The Service Account Design

The AI assistant’s service account on UbuntuClaw is deliberately a local account, not an Authentik-managed one. This is a specific architectural decision: if Authentik is unavailable (DebIdentity VM is down, LDAP outpost is unreachable), services with Authentik-managed credentials would fail to authenticate. Clawdia’s systemd service starts at boot and needs to be operational before the broader identity infrastructure is confirmed healthy.

Local service account, Docker group membership, no sudo. It can run containers, nothing else.

The Use Case: Ambient Awareness

The original question this architecture answers: how do you maintain situational awareness of a complex home network without spending time staring at dashboards?
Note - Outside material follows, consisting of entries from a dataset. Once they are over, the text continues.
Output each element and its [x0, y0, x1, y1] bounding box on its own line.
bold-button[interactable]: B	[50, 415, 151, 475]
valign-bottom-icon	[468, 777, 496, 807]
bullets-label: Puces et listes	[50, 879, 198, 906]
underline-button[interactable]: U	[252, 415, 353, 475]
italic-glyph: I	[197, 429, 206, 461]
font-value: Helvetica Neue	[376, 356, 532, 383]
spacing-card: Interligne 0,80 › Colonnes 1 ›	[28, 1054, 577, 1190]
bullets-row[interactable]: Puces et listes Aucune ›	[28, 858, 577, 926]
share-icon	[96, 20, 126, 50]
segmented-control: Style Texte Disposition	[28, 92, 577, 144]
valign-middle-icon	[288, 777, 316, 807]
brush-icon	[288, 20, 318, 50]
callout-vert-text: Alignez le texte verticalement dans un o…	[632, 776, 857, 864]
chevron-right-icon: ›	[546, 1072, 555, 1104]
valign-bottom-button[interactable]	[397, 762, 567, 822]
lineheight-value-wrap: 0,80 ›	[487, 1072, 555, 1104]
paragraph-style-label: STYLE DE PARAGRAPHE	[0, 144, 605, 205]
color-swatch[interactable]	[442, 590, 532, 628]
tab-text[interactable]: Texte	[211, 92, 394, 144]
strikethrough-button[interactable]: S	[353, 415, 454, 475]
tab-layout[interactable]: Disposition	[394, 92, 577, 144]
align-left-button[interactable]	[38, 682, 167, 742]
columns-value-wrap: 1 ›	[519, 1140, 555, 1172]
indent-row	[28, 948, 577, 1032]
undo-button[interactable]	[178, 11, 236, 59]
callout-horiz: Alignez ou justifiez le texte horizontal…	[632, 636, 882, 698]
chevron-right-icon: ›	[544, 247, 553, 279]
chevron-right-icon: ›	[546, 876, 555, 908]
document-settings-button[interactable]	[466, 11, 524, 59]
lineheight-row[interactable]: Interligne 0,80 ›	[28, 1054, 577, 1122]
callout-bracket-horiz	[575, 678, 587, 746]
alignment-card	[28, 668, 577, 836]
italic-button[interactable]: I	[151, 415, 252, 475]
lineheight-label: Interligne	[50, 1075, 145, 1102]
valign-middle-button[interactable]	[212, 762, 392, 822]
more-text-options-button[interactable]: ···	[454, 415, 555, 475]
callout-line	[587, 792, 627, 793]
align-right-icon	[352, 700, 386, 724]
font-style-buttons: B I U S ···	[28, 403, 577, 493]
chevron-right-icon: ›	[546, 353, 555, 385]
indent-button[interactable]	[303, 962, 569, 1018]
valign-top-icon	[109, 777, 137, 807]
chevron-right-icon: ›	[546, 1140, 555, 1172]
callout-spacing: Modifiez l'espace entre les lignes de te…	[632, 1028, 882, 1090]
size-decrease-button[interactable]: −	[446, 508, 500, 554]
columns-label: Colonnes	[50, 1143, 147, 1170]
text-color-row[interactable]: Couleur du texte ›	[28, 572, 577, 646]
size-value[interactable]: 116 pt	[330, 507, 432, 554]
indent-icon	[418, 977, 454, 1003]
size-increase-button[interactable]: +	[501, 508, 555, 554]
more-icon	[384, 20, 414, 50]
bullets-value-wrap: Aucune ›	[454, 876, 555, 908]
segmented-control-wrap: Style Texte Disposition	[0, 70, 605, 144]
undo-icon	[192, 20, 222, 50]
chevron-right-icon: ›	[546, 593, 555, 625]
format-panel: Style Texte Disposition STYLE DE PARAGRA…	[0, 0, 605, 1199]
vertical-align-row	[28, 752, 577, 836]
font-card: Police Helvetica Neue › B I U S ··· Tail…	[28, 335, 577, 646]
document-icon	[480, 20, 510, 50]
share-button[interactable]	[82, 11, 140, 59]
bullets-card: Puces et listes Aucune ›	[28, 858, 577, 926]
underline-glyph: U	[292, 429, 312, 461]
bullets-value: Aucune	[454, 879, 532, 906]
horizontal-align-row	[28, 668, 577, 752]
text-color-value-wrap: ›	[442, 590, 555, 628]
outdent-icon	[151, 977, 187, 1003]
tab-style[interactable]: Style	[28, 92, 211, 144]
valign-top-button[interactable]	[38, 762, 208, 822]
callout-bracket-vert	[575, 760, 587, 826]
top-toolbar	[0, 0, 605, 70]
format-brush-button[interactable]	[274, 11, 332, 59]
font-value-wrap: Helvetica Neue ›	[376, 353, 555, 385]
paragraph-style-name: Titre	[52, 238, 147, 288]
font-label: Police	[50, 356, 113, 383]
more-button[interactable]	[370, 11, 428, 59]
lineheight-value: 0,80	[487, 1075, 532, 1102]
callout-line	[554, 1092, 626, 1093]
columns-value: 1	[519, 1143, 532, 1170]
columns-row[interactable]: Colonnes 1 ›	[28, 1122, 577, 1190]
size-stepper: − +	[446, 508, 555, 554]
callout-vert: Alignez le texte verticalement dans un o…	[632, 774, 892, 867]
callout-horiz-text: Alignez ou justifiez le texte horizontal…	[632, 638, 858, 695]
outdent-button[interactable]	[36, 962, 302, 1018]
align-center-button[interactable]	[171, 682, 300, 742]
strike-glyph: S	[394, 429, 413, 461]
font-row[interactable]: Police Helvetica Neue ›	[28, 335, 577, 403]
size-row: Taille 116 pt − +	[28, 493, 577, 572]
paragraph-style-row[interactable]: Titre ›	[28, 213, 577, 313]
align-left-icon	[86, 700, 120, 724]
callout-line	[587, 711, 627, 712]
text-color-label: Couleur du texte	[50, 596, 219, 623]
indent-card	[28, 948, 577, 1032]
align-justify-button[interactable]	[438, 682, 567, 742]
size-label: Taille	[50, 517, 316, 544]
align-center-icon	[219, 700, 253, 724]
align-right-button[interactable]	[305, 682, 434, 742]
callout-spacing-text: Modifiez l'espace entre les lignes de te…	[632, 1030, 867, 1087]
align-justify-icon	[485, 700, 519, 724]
The answer turned out to be ambient notifications on a channel you’re already checking. WhatsApp is open. A voice note from Clawdia at breakfast takes 20 seconds to listen to and gives you the overnight network summary without opening a browser, logging into anything, or remembering which dashboard shows DHCP leases.

When something unusual happens — a new host, a service going down, a SMART warning from the NAS — Clawdia is the first to know and the first to tell you. The time between event and awareness collapsed from “whenever I next log into a dashboard” to “12:15 AEST.”

That’s the point of an AI assistant in a home lab. Not a novelty. Infrastructure.